Take Advantage of Existing Standards
What are standards?
Standards are agreed upon conventions for a particular process or visual pattern based on research and proven best practices. They provide a basis for commonality across many diverse things. They allow us to learn something once, and employ it in multiple places. An example of a well know interface standard are the simple button icons used in rich text editing toolbars for bold, italic and underlined text. The B is Bold, the I is italic and the U is underlined.
Why are standards important?
By taking advantage of this standard you allow the user to use your editing options without having to learn anything new. This sets expectations, reduces training and cognitive load and increases understanding and clarity for the user. For the developer it decreases coding time as code can be reused from standard code pattern libraries and for the designer it provides a set rule for how buttons like this should look and work. The decreased development and design time results in reduced costs and quicker releases. Applause all around.
What if I want to be different, unique?
Following standards doesn’t mean you have to design in a box. Standards simply provide a set of guidelines to ensure that your end product will be usable based on current conventions. Just like the rest of technology, standards are constantly changing. Some are more hard and fast rules, while some are still being figured out.
For example, drag and drop is a relatively new convention. However not everyone has caught on to this convention yet. This is why you should also take advantage of the double click selection standard as well. This way a user can drag and drop and item to select it, or double click the item.
Consistency as a standard
In order to employ standards successfully, you must commit to them consistently throughout your application. Whether you are using a set of internal company standards, or basic design standards, they should be used consistently throughout the experience. For example, if you have a Next button at the bottom right of one page, it should look the same and be located in the same place each time is it used in the application, bottom right.
This allows users to learn the convention once, and then get on with what they are doing.

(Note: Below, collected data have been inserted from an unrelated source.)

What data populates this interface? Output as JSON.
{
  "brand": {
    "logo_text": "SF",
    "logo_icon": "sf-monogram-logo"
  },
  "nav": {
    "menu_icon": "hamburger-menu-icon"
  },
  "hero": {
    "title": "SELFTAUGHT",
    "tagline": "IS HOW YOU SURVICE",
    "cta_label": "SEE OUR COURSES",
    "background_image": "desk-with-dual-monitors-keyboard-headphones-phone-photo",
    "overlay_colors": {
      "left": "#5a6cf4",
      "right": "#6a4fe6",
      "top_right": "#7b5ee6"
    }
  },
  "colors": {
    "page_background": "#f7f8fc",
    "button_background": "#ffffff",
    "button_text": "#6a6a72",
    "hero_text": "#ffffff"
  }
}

If you move the button around, so in the next section it at the top and says Continue, then you increase the time it will take the user to learn the application, decrease their efficiency and introduce inconsistency into your design and interactions.
Just as we see inconsistent people, who say one thing and do another as unfavorable. We tend to dislike inconsistent designs. They require more effort and reduce the simplicity causing the user to spend more time focusing on how to simply use the application, then actually getting things done.
Where can I find these standards?
There is a wealth of online information and resources for both developers and designers. Pattern Libraries typically provide images as well as descriptions for use, exceptions, and code samples. Here are some popular interface design pattern libraries:
- User Interface Design Patterns
- Interaction Design Patterns
- Yahoo!’s Design Pattern Library
- Quince an Infragistics Pattern Library
- Konigi ‘s Interface Patterns
- Web Design Patterns
- Jenifer Tidwell’s Designing Interfaces Patterns
- The U.S. Department of Health and Human Services Usability Guidelines
Like in the real world, people using the web are usually distracted and not paying full attention. This is why taking advantage of standards and consistency is extremely important when designing a usable interface. Many designers try to set their designs apart by being cute and cleaver, however while creativity is encouraged it should not be at the expense of usability. It is important to keep standard conventions intact to keep things obvious and meet expectations.